Auguste Comte Biography
(Philosopher)
Birthday: January 19, 1798 (Capricorn)
Born In: Montpellier, France
Auguste Comte or Isidore Auguste Marie François Xavier Comte was a prominent French philosopher. He introduced a new discipline, 'Sociology,' and divided this subject in two categories - “social statics,” which denotes the forces holding society together and “social dynamics”, which indicates the forces responsible for social change. He, for the first time, proposed the idea of positivism, a philosophy of science that gained wide recognition in the second half of the nineteenth century. Most of his work reflect the influence of the utopian socialist Henri Saint-Simon. He endeavoured to cure the social maladies of the 'French Revolution' with the help of his newly developed positive philosophy. His law of three stages is an attempt to describe the historical sequence of human mind in three steps - theological, metaphysical, and positive.

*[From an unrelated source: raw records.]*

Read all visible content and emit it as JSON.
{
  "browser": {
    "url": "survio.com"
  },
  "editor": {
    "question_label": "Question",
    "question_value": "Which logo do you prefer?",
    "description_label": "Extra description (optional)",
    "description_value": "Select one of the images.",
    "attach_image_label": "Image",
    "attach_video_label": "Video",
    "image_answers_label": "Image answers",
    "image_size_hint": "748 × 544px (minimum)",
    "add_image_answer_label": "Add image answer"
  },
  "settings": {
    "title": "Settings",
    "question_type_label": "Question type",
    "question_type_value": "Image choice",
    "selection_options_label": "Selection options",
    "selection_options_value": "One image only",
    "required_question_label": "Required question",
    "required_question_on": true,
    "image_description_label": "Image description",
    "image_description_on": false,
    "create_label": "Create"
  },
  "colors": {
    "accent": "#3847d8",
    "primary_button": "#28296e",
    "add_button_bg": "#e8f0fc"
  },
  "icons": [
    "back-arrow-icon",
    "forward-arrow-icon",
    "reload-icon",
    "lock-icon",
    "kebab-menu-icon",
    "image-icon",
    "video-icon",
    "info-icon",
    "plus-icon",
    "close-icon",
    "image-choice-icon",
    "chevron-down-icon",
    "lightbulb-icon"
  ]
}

Due to his development of specific philosophy for each discipline of science - mathematics, physics, chemistry and biology - he is regarded as the first philosopher of science in the modern sense. In an article written for “Le Censeur Europeen,” a journal of the liberal opposition of that era, he put his view against equal access to jobs in government sector. Apart from enriching the field of Sociology, his social theories provided the basis for the formation of “Religion of Humanity.”